Ci si deve domandare, ad esempio, se troverà ulteriore accelerazione l’ormai decennale affermazione di origine giurisprudenziale, in materia di direzione lavori, secondo cui “in tema di responsabilità conseguente a vizi o difformità dell'opera appaltata, il direttore dei lavori per conto del committente presta un'opera professionale in esecuzione di una obbligazione di mezzi e non di risultati, ma, essendo chiamato a svolgere la propria attività in situazioni involgenti l'impiego di particolari e peculiari competenze tecniche, deve utilizzare le proprie risorse intellettive ed operative per assicurare, relativamente all'opera in corso di realizzazione, il risultato che il committente - preponente si aspetta di conseguire” (così ancora recentemente Cass.Civ., sez. II, 24.4.2008 n. 10728); se e come riceverà ulteriore impulso la regola della integrazione tra le prestazioni specialistiche6; non da ultimo, ci si deve domandare come tutto questo influirà sulla disciplina economica del rapporto professionale.
Tra fughe in avanti e repentini ripensamenti, tra novità dichiarate ed altre sottointese, si ha insomma conferma, ancora una volta, di come la disciplina del processo edilizio, del “progettare” e del “costruire”, incida profondamente su fenomeni complessi di rilevanza collettiva.
3(La necessità che il requisito acustico, essendo “inerente” al bene immobile, debba essere oggetto di adeguata pubblicità ai terzi è stata ben presente anche alla giurisprudenza, tanto che in Tribunale Milano 23 aprile 2007 si legge che l’inadeguatezza acustica accertata dal Giudice, in quanto diminuisce il valore del bene, “dovrà essere resa nota agli eventuali successivi acquirenti del bene”; tuttavia, quella sentenza non ha poi adottato alcun provvedimento per rendere effettivo l’obbligo del proprietario attore di quel giudizio.)
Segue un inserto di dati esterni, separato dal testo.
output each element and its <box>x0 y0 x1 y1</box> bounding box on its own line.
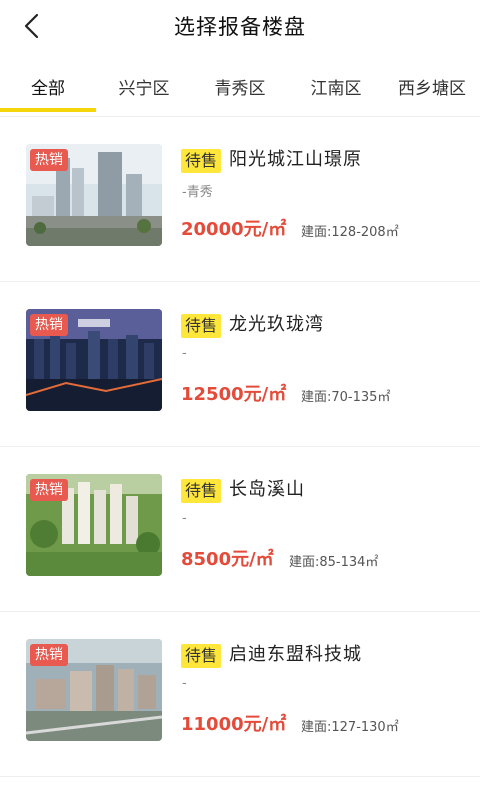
status-badge: 待售 <box>181 479 222 503</box>
status-badge: 待售 <box>181 149 222 173</box>
status-badge: 待售 <box>181 314 222 338</box>
header-bar: 选择报备楼盘 <box>0 0 480 52</box>
tab-label: 全部 <box>31 78 65 99</box>
page-title: 选择报备楼盘 <box>174 15 306 39</box>
listing-area: 建面:85-134㎡ <box>289 555 379 570</box>
chevron-left-icon <box>24 13 39 39</box>
hot-sale-badge: 热销 <box>30 479 68 501</box>
district-tabs: 全部 兴宁区 青秀区 江南区 西乡塘区 <box>0 60 480 112</box>
listing-price: 12500元/㎡ <box>181 384 287 405</box>
listing-price: 8500元/㎡ <box>181 549 274 570</box>
tab-label: 兴宁区 <box>118 78 170 99</box>
tab-qingxiu[interactable]: 青秀区 <box>192 60 288 112</box>
listing-name: 龙光玖珑湾 <box>229 314 324 335</box>
listing-area: 建面:70-135㎡ <box>301 390 391 405</box>
listing-district: - <box>182 676 187 691</box>
tab-all[interactable]: 全部 <box>0 60 96 112</box>
listing-image: 热销 <box>26 309 162 411</box>
tab-xingning[interactable]: 兴宁区 <box>96 60 192 112</box>
listing-name: 阳光城江山璟原 <box>229 149 362 170</box>
tab-label: 西乡塘区 <box>398 78 466 99</box>
listing-area: 建面:128-208㎡ <box>301 225 399 240</box>
listing-item[interactable]: 热销 待售 龙光玖珑湾 - 12500元/㎡ 建面:70-135㎡ <box>0 282 480 447</box>
listing-price: 11000元/㎡ <box>181 714 287 735</box>
hot-sale-badge: 热销 <box>30 314 68 336</box>
listing-item[interactable]: 热销 待售 长岛溪山 - 8500元/㎡ 建面:85-134㎡ <box>0 447 480 612</box>
hot-sale-badge: 热销 <box>30 644 68 666</box>
listing-area: 建面:127-130㎡ <box>301 720 399 735</box>
active-tab-indicator <box>0 108 96 112</box>
back-button[interactable] <box>14 8 50 44</box>
listing-image: 热销 <box>26 474 162 576</box>
hot-sale-badge: 热销 <box>30 149 68 171</box>
listing-item[interactable]: 热销 待售 阳光城江山璟原 -青秀 20000元/㎡ 建面:128-208㎡ <box>0 117 480 282</box>
listing-list: 热销 待售 阳光城江山璟原 -青秀 20000元/㎡ 建面:128-208㎡ 热… <box>0 117 480 777</box>
tab-xixiangtang[interactable]: 西乡塘区 <box>384 60 480 112</box>
status-badge: 待售 <box>181 644 222 668</box>
listing-district: -青秀 <box>182 185 213 200</box>
listing-price: 20000元/㎡ <box>181 219 287 240</box>
listing-district: - <box>182 346 187 361</box>
listing-item[interactable]: 热销 待售 启迪东盟科技城 - 11000元/㎡ 建面:127-130㎡ <box>0 612 480 777</box>
tab-jiangnan[interactable]: 江南区 <box>288 60 384 112</box>
tab-label: 江南区 <box>310 78 362 99</box>
listing-district: - <box>182 511 187 526</box>
listing-image: 热销 <box>26 639 162 741</box>
tab-label: 青秀区 <box>214 78 266 99</box>
listing-image: 热销 <box>26 144 162 246</box>
listing-name: 长岛溪山 <box>229 479 305 500</box>
listing-name: 启迪东盟科技城 <box>229 644 362 665</box>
4 Si legge nella bozza di norma UN:” se si considera il fatto che la classificazione acustica si basa su misure fonometriche eseguite al termine dell’opera, risulta di particolare importanza realizzare un progetto previsionale dei requisiti acustici passivi che riesca a stimare al meglio possibile le prestazioni che verranno riscontrate a fine lavori”. Anche il requisito acustico, insomma (ed ovviamente) va progettato.
5 ancora dalla bozza di norma UNI:”se si intendano ottenere in opera valori paragonabili ai risultati definiti nel progetto,è di fondamentale importanza controllare con attenzione la corretta esecuzione dei lavori. Piccoli errori di posa possono comportare forti scostamenti tra valutazione previsionale e risultato finale”.
6 Sempre dalla bozza di norma UNI: “E’ opportuno che la progettazione dei requisiti acustici, i controlli in corso d’opera e le misure strumentali vengano eseguiti da tecnici dotati di adeguata preparazione nei campi dell’acustica, dell’edilizia e dell’impiantistica”.